December 3, 2010
By Yael Goldman
Saratoga Today
SARATOGA SPRINGS — Samantha Ronca is the first young person in Saratoga County to receive the Outstanding Youth Leadership Award in the history of Tobacco Control Partners of the Southern Adirondacks’ seven-year community recognition program.
She was among the 55 individuals, businesses, organizations, schools and municipalities from Saratoga, Warren and Washington Counties recognized for their commitment to adopting tobacco-free policies and investing in the region’s health. The awards were presented during the 7th Annual Community Recognition Ceremony held on Thursday, December 2 at Longfellows Restaurant in Saratoga Springs.
The partnership (comprised of four groups: Tobacco-Free Schools, Glens Falls Hospital Smoking Cessation Center, Southern Adirondack Tobacco-Free Coalition and Reality Check, which Ronca is involved with) honors the people who advocate for healthy lungs.
According to Janine Stuchin, Project Manager of the Southern Adirondack Tobacco-Free Coalition, the partnership has two main goals: to realize a reduction in the youth onset of tobacco, which means fewer smokers picking up the habit in the first place, and an increase in the number of adults who attempt quitting.
As a youth advocate, Ronca’s stand-out mission pushes the former.

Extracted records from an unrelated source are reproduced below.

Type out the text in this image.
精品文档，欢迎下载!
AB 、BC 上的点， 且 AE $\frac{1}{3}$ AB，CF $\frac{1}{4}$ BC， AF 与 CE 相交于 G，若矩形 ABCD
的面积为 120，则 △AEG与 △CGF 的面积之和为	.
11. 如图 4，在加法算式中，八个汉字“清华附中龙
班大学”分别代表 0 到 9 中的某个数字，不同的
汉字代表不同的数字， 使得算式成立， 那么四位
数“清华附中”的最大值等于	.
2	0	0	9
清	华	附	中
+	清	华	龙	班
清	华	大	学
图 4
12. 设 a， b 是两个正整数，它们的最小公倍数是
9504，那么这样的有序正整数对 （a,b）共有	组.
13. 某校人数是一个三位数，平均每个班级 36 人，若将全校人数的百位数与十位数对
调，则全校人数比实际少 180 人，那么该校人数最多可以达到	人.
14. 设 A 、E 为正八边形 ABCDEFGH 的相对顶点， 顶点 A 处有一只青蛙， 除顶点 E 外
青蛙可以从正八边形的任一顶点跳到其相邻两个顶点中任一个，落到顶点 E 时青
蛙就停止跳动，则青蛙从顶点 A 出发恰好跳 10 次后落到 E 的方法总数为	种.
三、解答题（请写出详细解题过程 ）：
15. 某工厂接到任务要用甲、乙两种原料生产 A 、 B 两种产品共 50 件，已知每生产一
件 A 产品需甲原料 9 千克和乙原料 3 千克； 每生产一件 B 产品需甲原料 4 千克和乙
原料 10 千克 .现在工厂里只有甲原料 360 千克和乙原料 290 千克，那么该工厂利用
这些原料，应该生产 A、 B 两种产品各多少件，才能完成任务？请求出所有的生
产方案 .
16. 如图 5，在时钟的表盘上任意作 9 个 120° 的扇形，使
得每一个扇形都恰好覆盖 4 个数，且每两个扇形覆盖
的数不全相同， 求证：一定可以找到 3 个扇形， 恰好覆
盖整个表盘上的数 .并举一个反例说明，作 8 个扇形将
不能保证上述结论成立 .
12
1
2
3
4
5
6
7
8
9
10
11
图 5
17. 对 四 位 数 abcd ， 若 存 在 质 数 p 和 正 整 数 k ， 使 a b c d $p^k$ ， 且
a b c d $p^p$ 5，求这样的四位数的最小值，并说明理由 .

Through her involvement in Reality Check (a youth action program that seeks to “de-glamorize and de-normalize tobacco use and expose the manipulative, deceptive marketing practices of the tobacco industry”), the outstanding activist launched an engaging campaign to teach her peers about the horrors of smoking.
For her, the most effective way to shut out the tobacco industry’s popularity is by making it unpopular to the younger and more impressionable generation. If youth are easily influenced to smoke, then shouldn’t they be similarly compelled not to?
Ronca focused on the positive; she gave presentations, spoke at public and school events, and passed around petitions to get her peers involved.
“I think we’ve been successful, but we still have a lot more work,” Ronca said, implying that the award provides new found motivation for strengthening her mission.
Now, even after she’s graduated from Ballston Spa High School and moved on to her studies at Fulton Montgomery Community College, Ronca remains dedicated to the cause – so much that Rowland and her associates chose her as the first Outstanding Youth Leadership award recipient.
“She has done a wonderful job and has really become a spokesperson for Reality Check,” said Lauren Rowland, Reality Check Regional Director.
A large number of Ronca’s fellow community advocates were also recognized at last week’s ceremony – in fact, the partnership handed out a record number of awards.
The honorees include Girl Scouts of NENY, Galway Public Library, Children’s Academy of Malta, Moreau State Park, eight medical practices, Town of Ballston Community Library, Saratoga Springs City School District, WSWHE BOCES and Saratoga County Animal Shelter.
As for the rest of those recognized, their efforts range from property owners who have instituted smoke-free grounds to medical practices that now consistently and effectively work with patients who smoke, to school districts that developed comprehensive policies for all visitors and students.
“What makes the program so effective is that it integrates all aspects of community: education centers, medical centers and housing…all the places that people work, play and learn. All across the community, people have joined this campaign to reduce the harm of second-hand and first-hand smoke,” Stuchin said.
“These people go out on a limb for us,” Rowland said. “People aren’t always so appreciative of tobacco control measures, but these groups take it upon themselves to help.”